Optimization of the HIV care cascade in rural Uganda and Kenya

Abstract

By 2017, an estimated 36.9 million (31.1million - 43.9 million) people globally were living with HIV. The HIV epidemic remains uncontrolled with 1.8 million people reported to have been newly infected in the same year, and 940,000(670,000-1.300,000) dying from AIDS-related illnesses globally. The therapeutic and preventive benefits of ART highlight the importance and urgency to identify all people living with HIV (PLWH), link them to care, initiate them on ART, attain and maintain viral suppression among them. The progress towards achieving this has been evaluated using the care cascade, which unfortunately demonstrates massive drop-offs along the cascade in almost all care settings. To achieve the goals of the WHO test and treat strategy, each step of the cascade must be optimized. The losses from the cascade in the test-and-treat era need therefore to be quantified, the steps suffering the largest dropouts identified, the reasons for these dropouts analysed, and novel interventions designed.

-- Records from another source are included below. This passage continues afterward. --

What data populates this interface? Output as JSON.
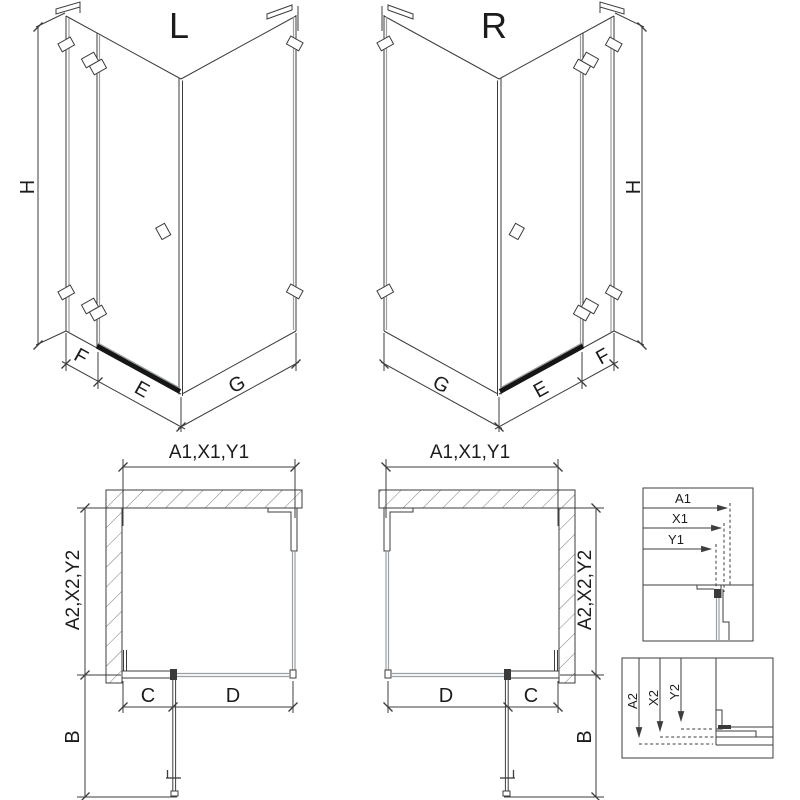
{
  "palette": {
    "line": "#3d3d3d",
    "glass": "#9aa0a3",
    "threshold": "#161616",
    "hatch": "#7a7a7a",
    "background": "#ffffff"
  },
  "iso_left": {
    "title": "L",
    "dims": {
      "height": "H",
      "fixed_width": "F",
      "door_width": "E",
      "side_width": "G"
    }
  },
  "iso_right": {
    "title": "R",
    "dims": {
      "height": "H",
      "fixed_width": "F",
      "door_width": "E",
      "side_width": "G"
    }
  },
  "plan_left": {
    "width_dim": "A1,X1,Y1",
    "depth_dim": "A2,X2,Y2",
    "fixed_dim": "C",
    "door_dim": "D",
    "swing_dim": "B"
  },
  "plan_right": {
    "width_dim": "A1,X1,Y1",
    "depth_dim": "A2,X2,Y2",
    "fixed_dim": "C",
    "door_dim": "D",
    "swing_dim": "B"
  },
  "detail_width": {
    "labels": [
      "A1",
      "X1",
      "Y1"
    ]
  },
  "detail_depth": {
    "labels": [
      "A2",
      "X2",
      "Y2"
    ]
  }
}
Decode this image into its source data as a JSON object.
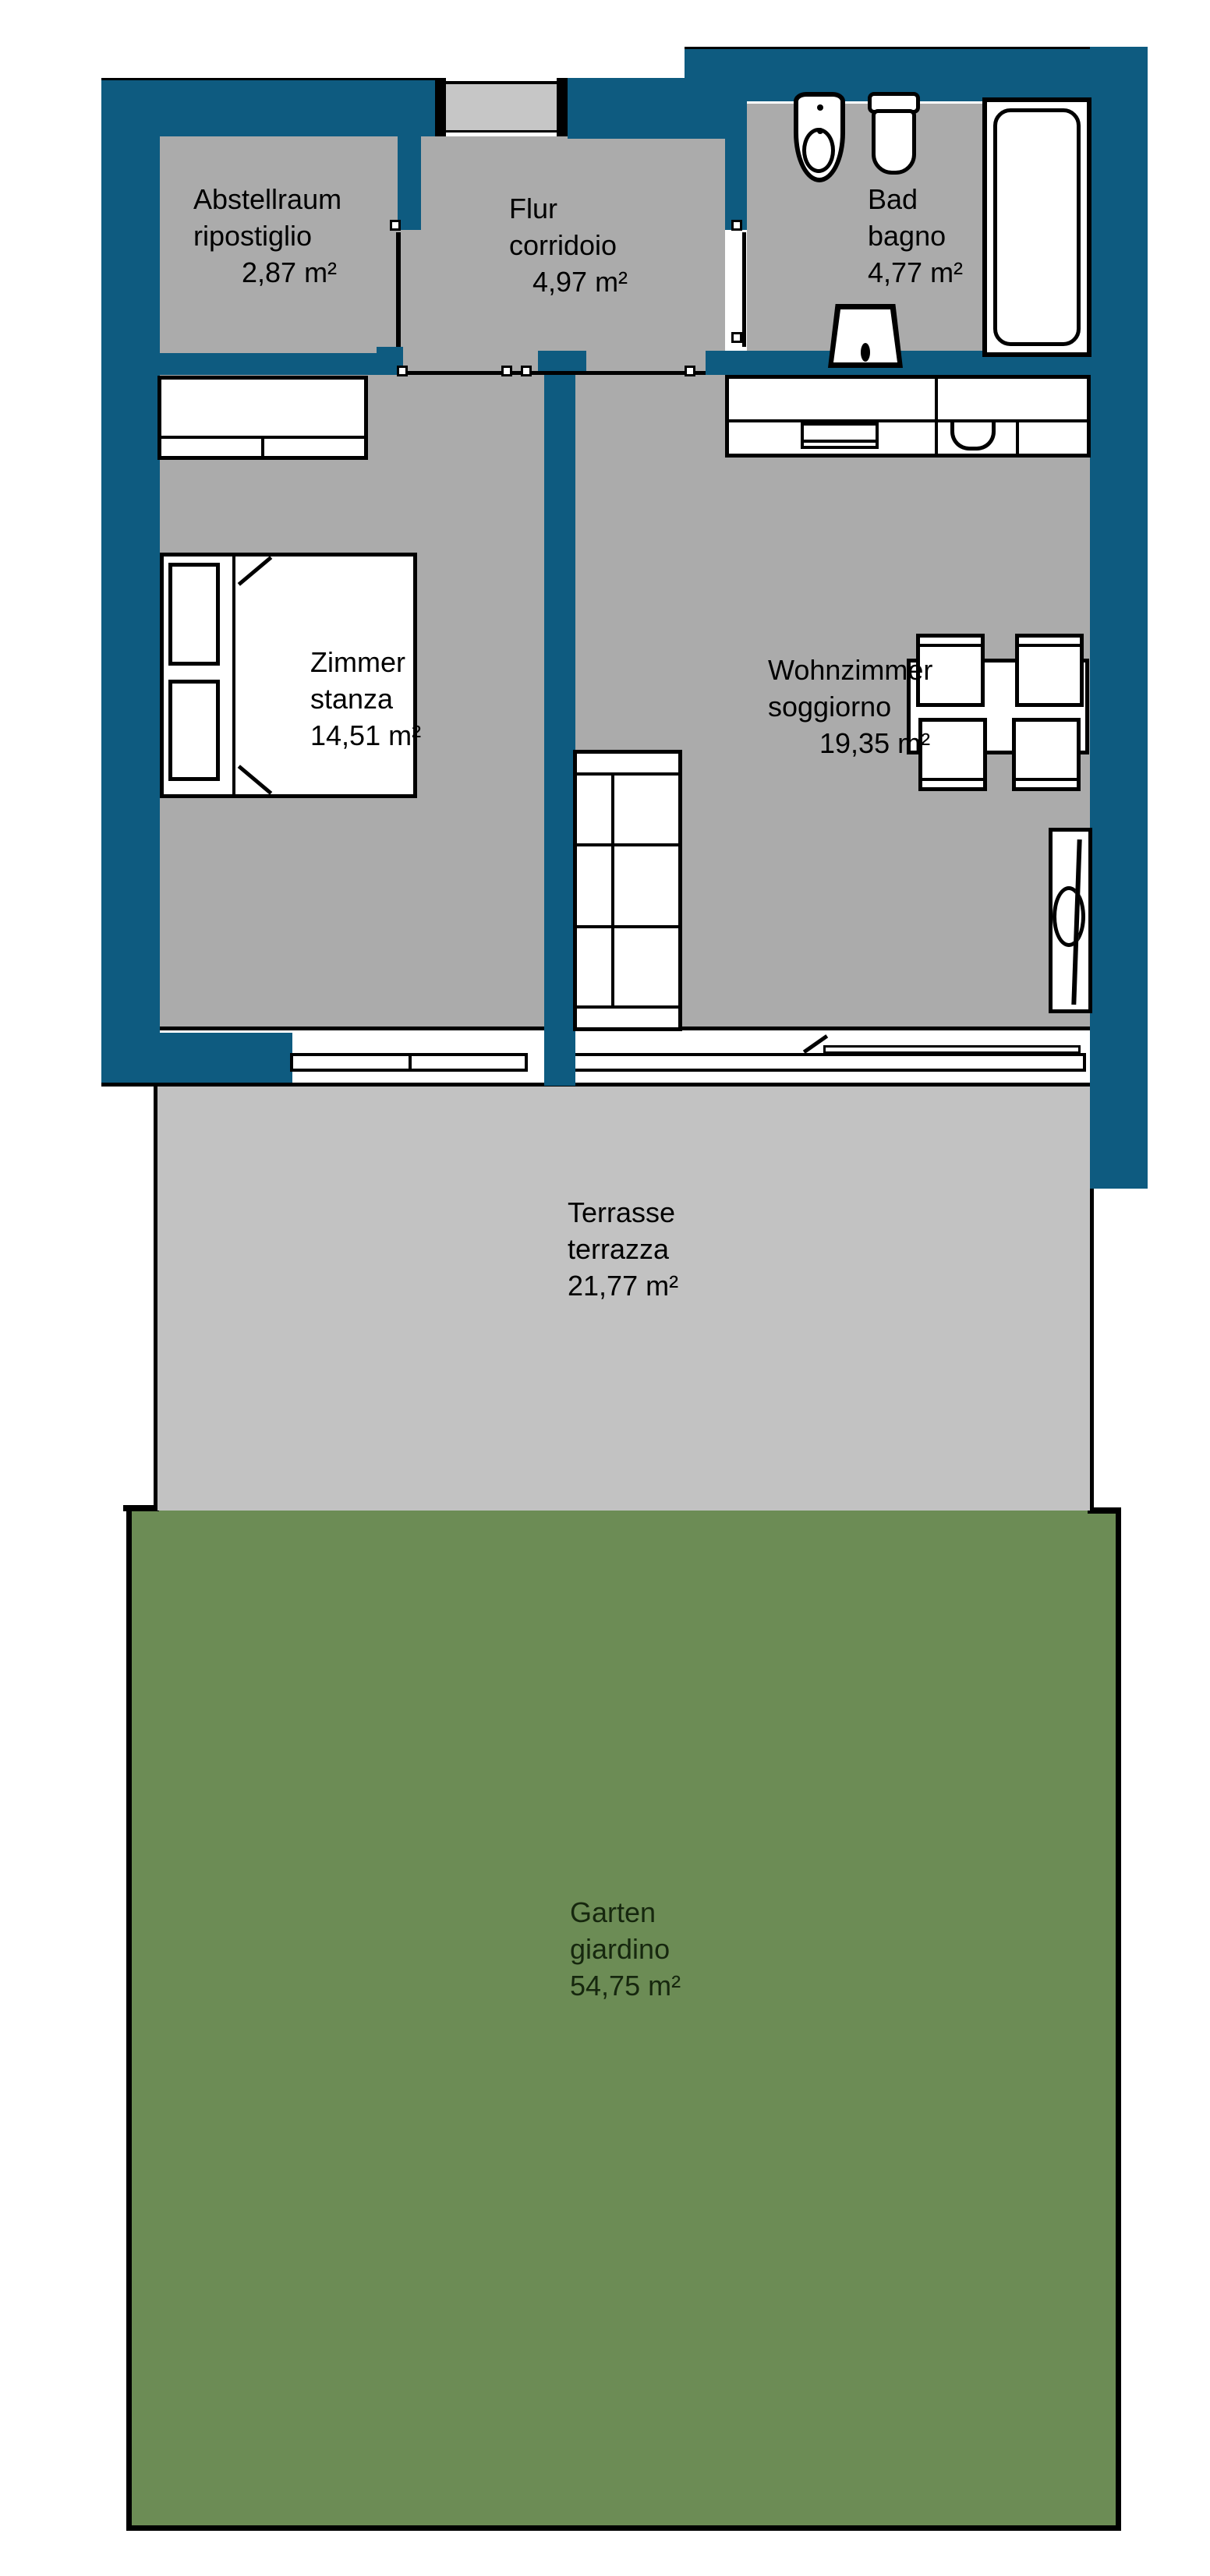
{
  "title": "Wohnung Grundriss / floor plan",
  "colors": {
    "wall": "#0E5B80",
    "floor": "#ABABAB",
    "terrace": "#C2C2C2",
    "garden": "#6C8C55",
    "door_panel": "#C6C6C6",
    "line": "#000000",
    "background": "#FFFFFF",
    "garden_text": "#16270E"
  },
  "rooms": {
    "abstellraum": {
      "line1": "Abstellraum",
      "line2": "ripostiglio",
      "area": "2,87 m²"
    },
    "flur": {
      "line1": "Flur",
      "line2": "corridoio",
      "area": "4,97 m²"
    },
    "bad": {
      "line1": "Bad",
      "line2": "bagno",
      "area": "4,77 m²"
    },
    "zimmer": {
      "line1": "Zimmer",
      "line2": "stanza",
      "area": "14,51 m²"
    },
    "wohnzimmer": {
      "line1": "Wohnzimmer",
      "line2": "soggiorno",
      "area": "19,35 m²"
    },
    "terrasse": {
      "line1": "Terrasse",
      "line2": "terrazza",
      "area": "21,77 m²"
    },
    "garten": {
      "line1": "Garten",
      "line2": "giardino",
      "area": "54,75 m²"
    }
  }
}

The thesis explores the barriers to care engagement along the HIV care cascade and evaluates the effectiveness of a streamlined patient-centered care model in addressing the barriers along the cascade within the context of an ongoing test and treat trial called SEARCH (Sustainable East African Research for Community Health) conducted in rural Uganda and Kenya. A qualitative analysis conducted among the study communities identified multiple barriers along the cascade with stigma in its different manifestations (anticipated, internalized and enacted) appearing as a major barrier across multiple steps of care engagement. Other barriers identified were behavioral (treatment fatigue, forgetting to take medications), structural (distance to clinics, poverty), health system (poor health provider attitudes, patient-unfriendly clinic set-up), social (work interference, lack of social support), and drug related (drug side effects, pill burden). A combination intervention strategy with multiple interventions targeting different barriers and different phases on the cascade simultaneously to improve outcomes among PLWH was identified as the optimal approach to improve the care cascade. We thus designed and applied a streamlined patient-centered multi-component strategy to improve patient outcomes along the care cascade. The strategy achieved 73% linkage among individuals not engaged in care, 96% retention among all patients in care at 12 months and 80% population-wide viral suppression at year two.

The streamlined patient-centered care model improved outcomes along all components of the HIV care cascade. However, the cascade still has leakages. Innovative, targeted interventions to seal the leaks need to be developed to help end the HIV epidemic.